Since launching Emotion Sense, I have received a number of e-mails from people who would like to conduct studies or build apps that collect similar kinds of data:
- Momentary Survey Responses: answers to questions about the moment that the person is in. How happy are you? How focused are you? Where are you? Or, indeed, any of the other kinds of questions that are typical of the experience sampling method.
- Smartphone Sensor Data: it is increasingly well-known that smartphones have a variety of sensors that can be used to characterise a person’s behaviour and environment. Here is a paper (pdf) that I wrote about that very topic. What are a participant’s GPS coordinates? What are their calling and texting patterns like? And so on.
The main challenge, however, is building this kind of software. This takes time, money, and a lot of programming/design effort: precious resources that are not widely available. Moreover, it is impossible to ‘use’ the Emotion Sense app for anything other than what it was built to do: collect data about positive/negative mood (via the very specific questions that we have chosen) while taking users who download the app on what we have called a ‘journey of discovery,’ as they unlock feedback screens while they use the app.
In essence, Emotion Sense isn’t useful for others who are interested in doing similar kinds of research. There are two directions that I can take this: (a) building new, specific apps on a case-by-case basis, or (b) building a new, generic app that tries to suit the broad needs behind doing this kind of research. While I am pursuing both of these paths, this post is about the second, (b).
I have spent a few months working on a new app: Easy M. The app essentially takes all of the pieces of the Emotion Sense puzzle (indeed, it also uses the same open-source code) but has reshuffled everything into an app that can suit others’ needs. The idea behind this was to build an app much like the fantastic MyExperience toolkit, which unfortunately is only available for ‘old’ Windows Mobile devices.

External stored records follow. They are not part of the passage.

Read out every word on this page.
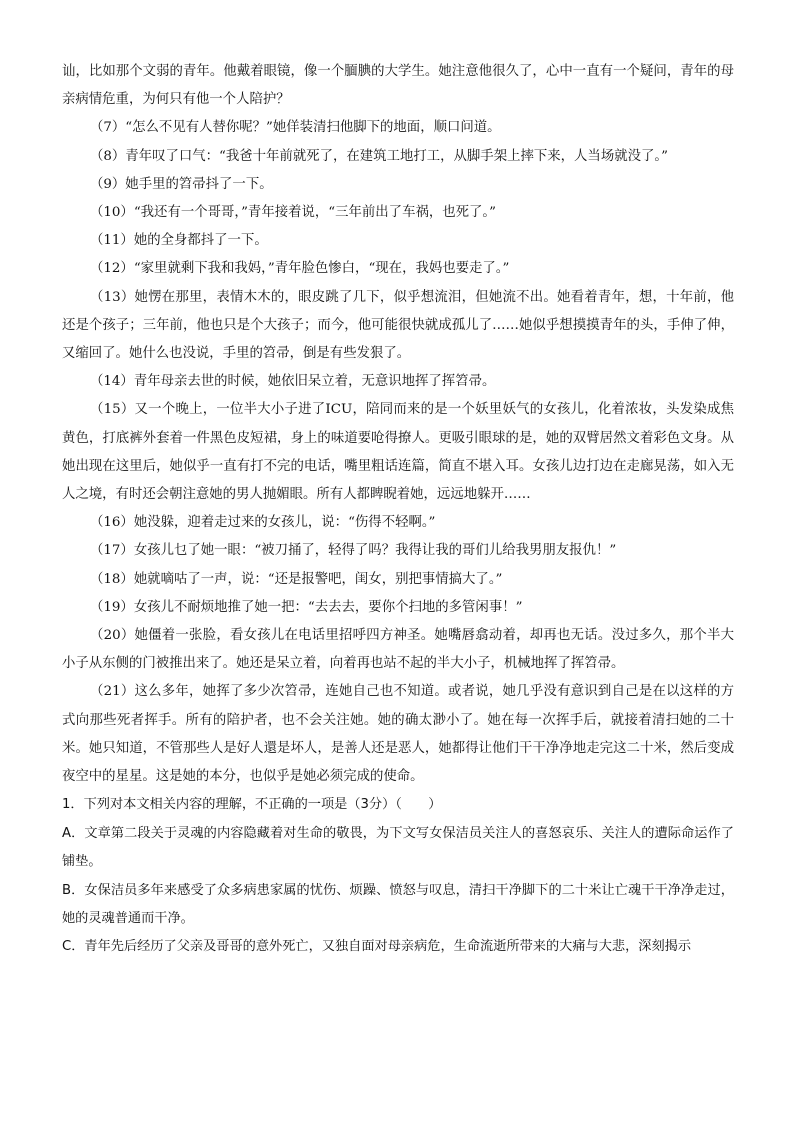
讪，比如那个文弱的青年。他戴着眼镜，像一个腼腆的大学生。她注意他很久了，心中一直有一个疑问，青年的母亲病情危重，为何只有他一个人陪护？

（7）“怎么不见有人替你呢？”她佯装清扫他脚下的地面，顺口问道。

（8）青年叹了口气：“我爸十年前就死了，在建筑工地打工，从脚手架上摔下来，人当场就没了。”

（9）她手里的笤帚抖了一下。

（10）“我还有一个哥哥，”青年接着说，“三年前出了车祸，也死了。”

（11）她的全身都抖了一下。

（12）“家里就剩下我和我妈，”青年脸色惨白，“现在，我妈也要走了。”

（13）她愣在那里，表情木木的，眼皮跳了几下，似乎想流泪，但她流不出。她看着青年，想，十年前，他还是个孩子；三年前，他也只是个大孩子；而今，他可能很快就成孤儿了……她似乎想摸摸青年的头，手伸了伸，又缩回了。她什么也没说，手里的笤帚，倒是有些发狠了。

（14）青年母亲去世的时候，她依旧呆立着，无意识地挥了挥笤帚。

（15）又一个晚上，一位半大小子进了ICU，陪同而来的是一个妖里妖气的女孩儿，化着浓妆，头发染成焦黄色，打底裤外套着一件黑色皮短裙，身上的味道要呛得撩人。更吸引眼球的是，她的双臂居然文着彩色文身。从她出现在这里后，她似乎一直有打不完的电话，嘴里粗话连篇，简直不堪入耳。女孩儿边打边在走廊晃荡，如入无人之境，有时还会朝注意她的男人抛媚眼。所有人都睥睨着她，远远地躲开……

（16）她没躲，迎着走过来的女孩儿，说：“伤得不轻啊。”

（17）女孩儿乜了她一眼：“被刀捅了，轻得了吗？我得让我的哥们儿给我男朋友报仇！”

（18）她就嘀咕了一声，说：“还是报警吧，闺女，别把事情搞大了。”

（19）女孩儿不耐烦地推了她一把：“去去去，要你个扫地的多管闲事！”

（20）她僵着一张脸，看女孩儿在电话里招呼四方神圣。她嘴唇翕动着，却再也无话。没过多久，那个半大小子从东侧的门被推出来了。她还是呆立着，向着再也站不起的半大小子，机械地挥了挥笤帚。

（21）这么多年，她挥了多少次笤帚，连她自己也不知道。或者说，她几乎没有意识到自己是在以这样的方式向那些死者挥手。所有的陪护者，也不会关注她。她的确太渺小了。她在每一次挥手后，就接着清扫她的二十米。她只知道，不管那些人是好人還是坏人，是善人还是恶人，她都得让他们干干净净地走完这二十米，然后变成夜空中的星星。这是她的本分，也似乎是她必须完成的使命。

1．下列对本文相关内容的理解，不正确的一项是（3分）（　　）

A．文章第二段关于灵魂的内容隐藏着对生命的敬畏，为下文写女保洁员关注人的喜怒哀乐、关注人的遭际命运作了铺垫。

B．女保洁员多年来感受了众多病患家属的忧伤、烦躁、愤怒与叹息，清扫干净脚下的二十米让亡魂干干净净走过，她的灵魂普通而干净。

C．青年先后经历了父亲及哥哥的意外死亡，又独自面对母亲病危，生命流逝所带来的大痛与大悲，深刻揭示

The Easy M app is now online on the app store, and we are soon going to launch the first studies that use this tool. The way this works is (hopefully) simple: your users download the app, put in a code for your study, review what it is they are joining (in terms of data collection) and after giving their consent, the app automatically reconfigures itself to do everything you need: ask the questions that you want, and collect the sensor data that you would like to focus on. Once your study has run its course, the app logs your users out of the study and makes sure that any pending data gets sent up to the servers.
The online documentation includes most of the details about what this app can and cannot do. In particular, there is currently no way for you to use the tool without getting in touch with me, so that I can set up the appropriate configuration files for your needs; the data also comes to our servers to then be transferred to you. As I develop the tool, I hope to add many of the missing bits — for now, I’m interested in hearing from you if this is the kind of tool that you would like to use in your research.